Geschichten rund um den Globus

1743 - Charles Marie de La Condamine
Von den Anden ins Amazonasbecken

 

Den 8. [Juli], da er seinen Weg fortsetzte, ging er über die Enge bei Cumbinama, welche wegen der Steine gefährlich ist. Ihre Breite ist nur ungefähr 20 Toisen [1 Toise = 1,95 m]. Die bei Escurebragas, welche man den anderen Morgen antraf, ist von einer anderen Art. Der Fluß, welcher von einem scharfen Felsenstück aufgehalten wird, woran er senkrecht stößt, wendet sich auf einmal ab, und macht mit seiner ersten Richtung einen geraden [rechten] Winkel; und durch die Geschwindigkeit, die er von der Veränderung bekommt, hat er eine tiefe Bucht in den Felsen gehöhlt, wo die Gewässer seines Ufers, welche durch die Geschwindigkeit in der Mitte voneinander getrieben werden, wie in einem Gefängnis aufgehalten werden.
   Das Floß, auf dem Herr de la Condamine war, wurde durch den Strom in die Höhle getrieben und tat über eine Stunde nichts anderes, als daß es sich herumdrehte.
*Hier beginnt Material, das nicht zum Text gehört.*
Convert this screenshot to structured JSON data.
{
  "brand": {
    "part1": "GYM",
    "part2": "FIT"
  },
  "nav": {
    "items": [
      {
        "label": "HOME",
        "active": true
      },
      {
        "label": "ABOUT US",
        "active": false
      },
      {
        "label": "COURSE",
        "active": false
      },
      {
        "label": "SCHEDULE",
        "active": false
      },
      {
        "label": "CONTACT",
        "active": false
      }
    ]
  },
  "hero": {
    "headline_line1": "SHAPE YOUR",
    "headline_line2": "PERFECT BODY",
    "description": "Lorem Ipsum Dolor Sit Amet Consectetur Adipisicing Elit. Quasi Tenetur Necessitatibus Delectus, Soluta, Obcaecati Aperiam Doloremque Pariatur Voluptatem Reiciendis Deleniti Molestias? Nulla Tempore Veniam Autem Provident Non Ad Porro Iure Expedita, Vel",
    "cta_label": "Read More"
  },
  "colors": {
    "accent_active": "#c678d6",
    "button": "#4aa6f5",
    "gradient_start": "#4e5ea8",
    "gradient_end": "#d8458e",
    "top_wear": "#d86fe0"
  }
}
Die Gewässer führten sie zwar im Zirkel wieder gegen die Mitte des Flusses, wo der große Strom ihnen begegnete, und Wellen machte, die vermögend waren, das Floß zu überschwemmen, wenn seine Größe und Festigkeit es nicht dagegen verteidigt hätte. Die Gewalt des Stromes aber trieb es stets wieder in die Bucht zurück; und de la Condamine wäre niemals ohne die Geschicklichkeit von vier Indianern wieder herausgekommen, die er mit einem kleinen Kanu bei sich zu behalten die Vorsicht gehabt hatte. Diese vier Leute, welche zu Lande am Ufer hingegangen waren und sich um die Bucht herumbegeben hatten, kletterten auf den Felsen hinauf, von wo sie ihm nicht ohne Mühe Bindweiden zuwarfen, welche die Seile des Landes sind, womit sie das Floß wieder in den Lauf des Stromes zogen.
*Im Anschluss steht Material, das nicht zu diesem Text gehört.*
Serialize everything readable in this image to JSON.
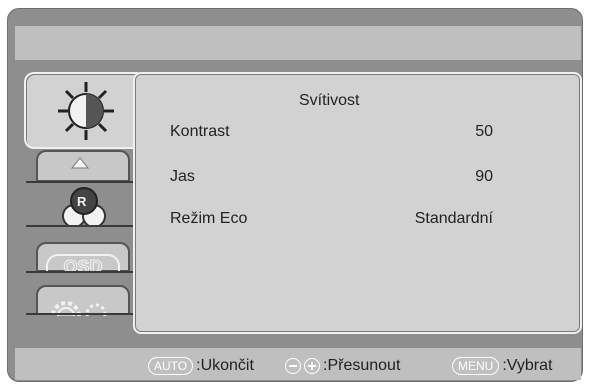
{
  "menu": {
    "title": "Svítivost",
    "rows": [
      {
        "label": "Kontrast",
        "value": "50"
      },
      {
        "label": "Jas",
        "value": "90"
      },
      {
        "label": "Režim Eco",
        "value": "Standardní"
      }
    ]
  },
  "tabs": [
    {
      "icon": "brightness-sun-icon"
    },
    {
      "icon": "picture-triangle-icon"
    },
    {
      "icon": "color-rgb-icon"
    },
    {
      "icon": "osd-icon"
    },
    {
      "icon": "settings-gears-icon"
    }
  ],
  "tab_texts": {
    "osd": "OSD"
  },
  "footer": {
    "auto_key": "AUTO",
    "auto_label": ":Ukončit",
    "move_label": ":Přesunout",
    "menu_key": "MENU",
    "menu_label": ":Vybrat"
  },
  "colors": {
    "frame": "#8e8e8e",
    "panel": "#d2d2d2",
    "bars": "#bfbfbf"
  }
}
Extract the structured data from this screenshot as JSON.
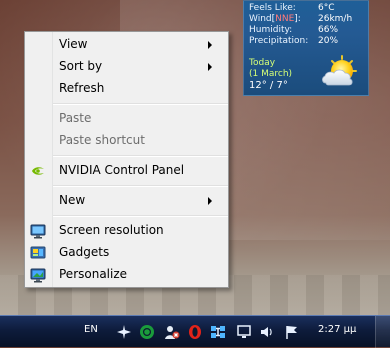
{
  "weather": {
    "rows": [
      {
        "label": "Feels Like:",
        "value": "6°C"
      },
      {
        "label_prefix": "Wind[",
        "label_mid": "NNE",
        "label_suffix": "]:",
        "value": "26km/h"
      },
      {
        "label": "Humidity:",
        "value": "66%"
      },
      {
        "label": "Precipitation:",
        "value": "20%"
      }
    ],
    "today": {
      "label": "Today",
      "date": "(1 March)",
      "temps": "12° / 7°"
    },
    "icon": "sun-cloud-icon"
  },
  "context_menu": {
    "items": [
      {
        "label": "View",
        "has_submenu": true,
        "enabled": true
      },
      {
        "label": "Sort by",
        "has_submenu": true,
        "enabled": true
      },
      {
        "label": "Refresh",
        "has_submenu": false,
        "enabled": true
      },
      {
        "label": "Paste",
        "has_submenu": false,
        "enabled": false
      },
      {
        "label": "Paste shortcut",
        "has_submenu": false,
        "enabled": false
      },
      {
        "label": "NVIDIA Control Panel",
        "has_submenu": false,
        "enabled": true,
        "icon": "nvidia-icon"
      },
      {
        "label": "New",
        "has_submenu": true,
        "enabled": true
      },
      {
        "label": "Screen resolution",
        "has_submenu": false,
        "enabled": true,
        "icon": "monitor-icon"
      },
      {
        "label": "Gadgets",
        "has_submenu": false,
        "enabled": true,
        "icon": "gadgets-icon"
      },
      {
        "label": "Personalize",
        "has_submenu": false,
        "enabled": true,
        "icon": "personalize-icon"
      }
    ]
  },
  "taskbar": {
    "language": "EN",
    "tray_icons": [
      "airplane-icon",
      "opera-green-icon",
      "user-status-icon",
      "opera-red-icon",
      "network-share-icon",
      "monitor-tray-icon",
      "volume-icon",
      "flag-icon"
    ],
    "clock": "2:27 μμ"
  },
  "colors": {
    "taskbar": "#0e1c3c",
    "weather_bg": "#245a93",
    "menu_bg": "#f0f0f0",
    "wind_direction": "#ff7a7a",
    "today_text": "#d6ff77"
  }
}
   An eben dem Tag ging man über eine dritte Enge namens Guaralayo, wo das Bett des Flusses durch die Felsen zusammengezogen wird. Diese Fahrt ist aber nur bei großen Anwuchs des Wassers gefährlich. Am Abend desselben Tages traf Herr de la Condmine das große Kanu an, welches man ihm von St. Jago entgegengeschickt hatte, und das noch sechs Tage gebraucht hätte, um bis an den Ort zu kommen, von wo das Floß in zehn Stunden herabgekommen war.
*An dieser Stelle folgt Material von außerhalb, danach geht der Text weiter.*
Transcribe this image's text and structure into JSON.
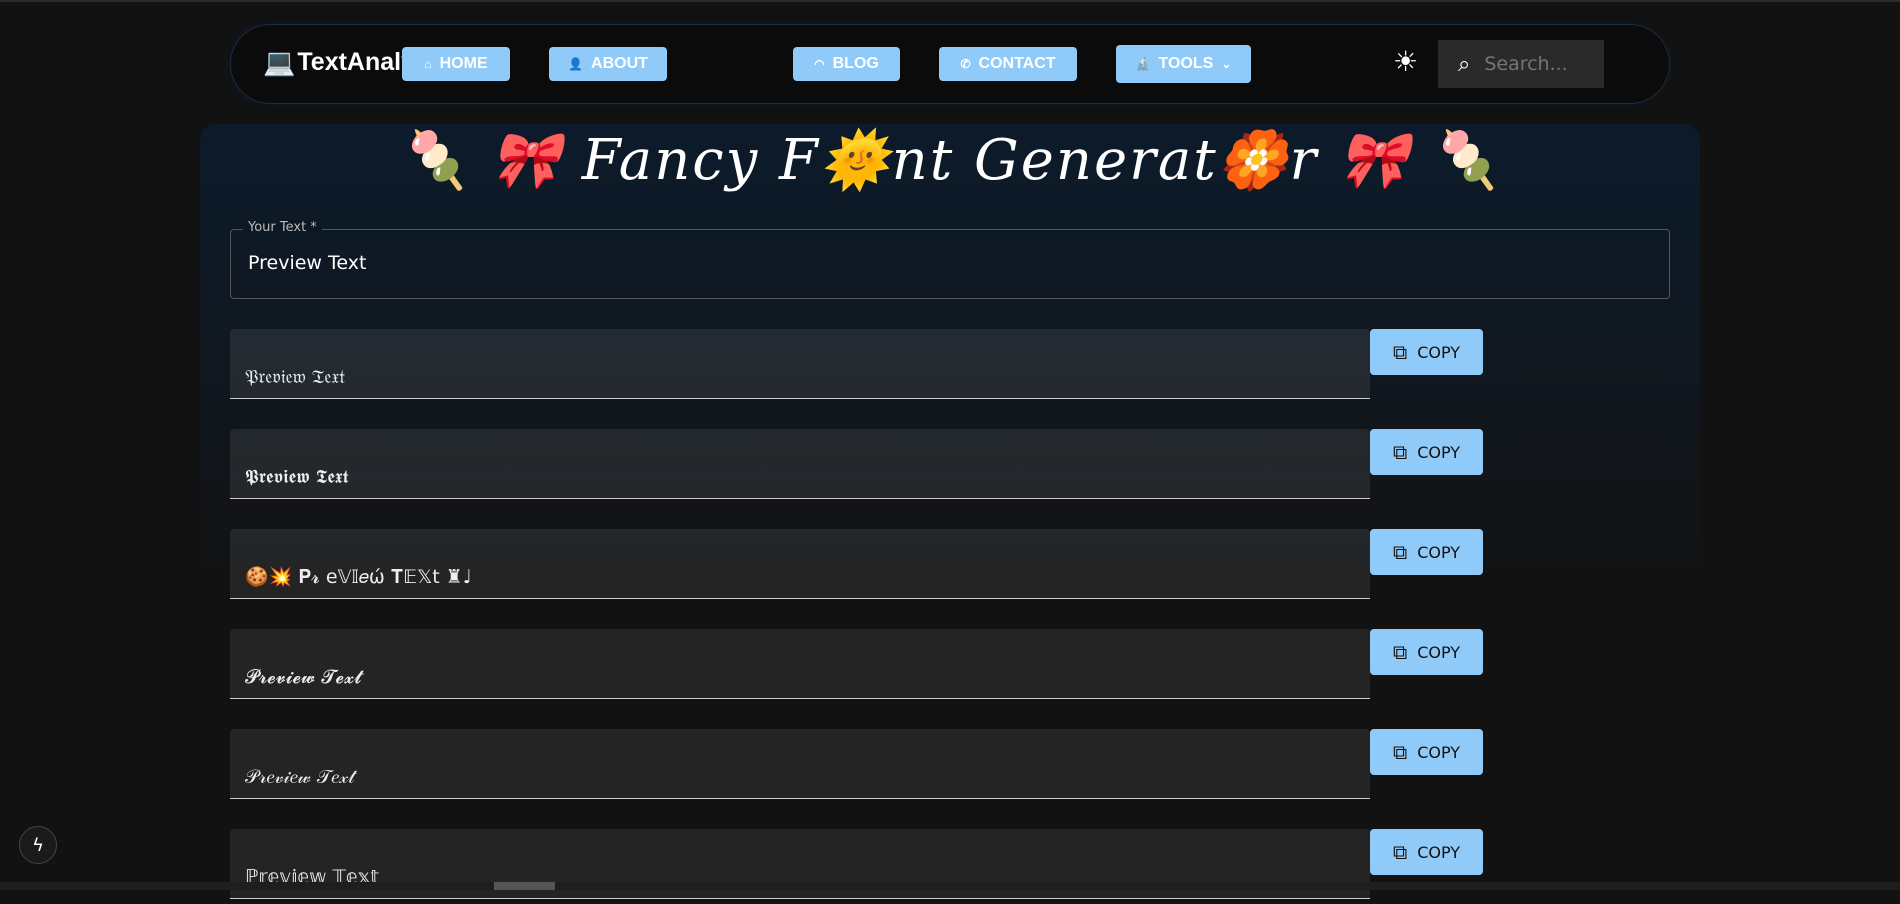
{
  "nav": {
    "brand": "TextAnalyser",
    "items": [
      {
        "label": "HOME",
        "icon": "home-icon"
      },
      {
        "label": "ABOUT",
        "icon": "person-icon"
      },
      {
        "label": "BLOG",
        "icon": "rss-icon"
      },
      {
        "label": "CONTACT",
        "icon": "phone-icon"
      },
      {
        "label": "TOOLS",
        "icon": "microscope-icon"
      }
    ],
    "search_placeholder": "Search..."
  },
  "page": {
    "title_left": "🍡 🎀 ",
    "title": "Fancy F🌞nt Generat🏵️r",
    "title_right": " 🎀 🍡"
  },
  "input": {
    "label": "Your Text *",
    "value": "Preview Text"
  },
  "copy_label": "COPY",
  "results": [
    "𝔓𝔯𝔢𝔳𝔦𝔢𝔴 𝔗𝔢𝔵𝔱",
    "𝕻𝖗𝖊𝖛𝖎𝖊𝖜 𝕿𝖊𝖝𝖙",
    "🍪💥  𝐏𝓻 e𝕍𝕀𝑒ώ 𝐓𝔼𝕏t  ♜♩",
    "𝓟𝓻𝓮𝓿𝓲𝓮𝔀 𝓣𝓮𝔁𝓽",
    "𝒫𝓇𝑒𝓋𝒾𝑒𝓌 𝒯𝑒𝓍𝓉",
    "ℙ𝕣𝕖𝕧𝕚𝕖𝕨 𝕋𝕖𝕩𝕥"
  ]
}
   Den 10. gelangte Herr de la Condamine zu Sant Jago de las Montanjas an, ein Dorf, welches heutigentags an der Mündung eines Flusses gleichen Namens liegt, und von den Trümmern einer Stadt errichtet worden ist, die ihren Namen dem Fluß gegeben hat. Ihre Ufer werden von einer indianischen Völkerschaft mit Namen Xibaroer bewohnt, die ehemals Christen gewesen sind und sich seit hundert Jahren wider die Spanier empört hatten, um sich der Arbeit in den Goldbergwerken zu entziehen. Sie leben frei in Gehölzen, wohin niemand kommen kann, und von wo aus sie die Schiffahrt  auf dem Flusse verhindern können, auf dem man innerhalb von acht Tagen aus den Gegenden um Loxa und Cuenza herunterkommen könnte. Die Furcht vor ihrer Grausamkeit hat gemacht, daß die Einwohner von Sant Jago zweimal ihre Wohnstätten verändert haben, und daß sie seit 40 Jahren die Partei ergriffen, bis an die Mündung des Flusses in den Maranjon herunter zu fahren.
   Unterhalb von Sant Jago findet man Borja, eine Stadt, die den vorigen beinahe gleich, obgleich sie die Hauptstadt der Statthalterschaft Maynas ist, welche alle spanischen Missionen an den Ufern des Flusses umgreift. Sie ist von Sant Jago nur durch den berühmten Pongo von Manseriche abgesondert. Es ist ein Weg, den sich der Maranjon, welcher nach einem Lauf von mehr als 200 Seemeilen gegen Norden, indem er sich gegen Osten wendet, mitten durch die Gebirge der Cordilliera eröffnet, wo er sich ein Bett zwischen zwei gelichlaufenden Felsenmauern aushöhlt, die fast wie nach der Bleischnur gehauen sind. Es sind nicht viel  über hundert Jahre, daß einige spanische Soldaten von Sant Jago diese Durchfahrt entdeckten und sich als Erste darauf wagten. Zwei Jesuiten, Missionare aus der Provinz Quito, folgten ihnen gleich, und legten im Jahr 1639 die Mission zu Maynas an, die sich sehr weit den Fluß hinunter erstreckt.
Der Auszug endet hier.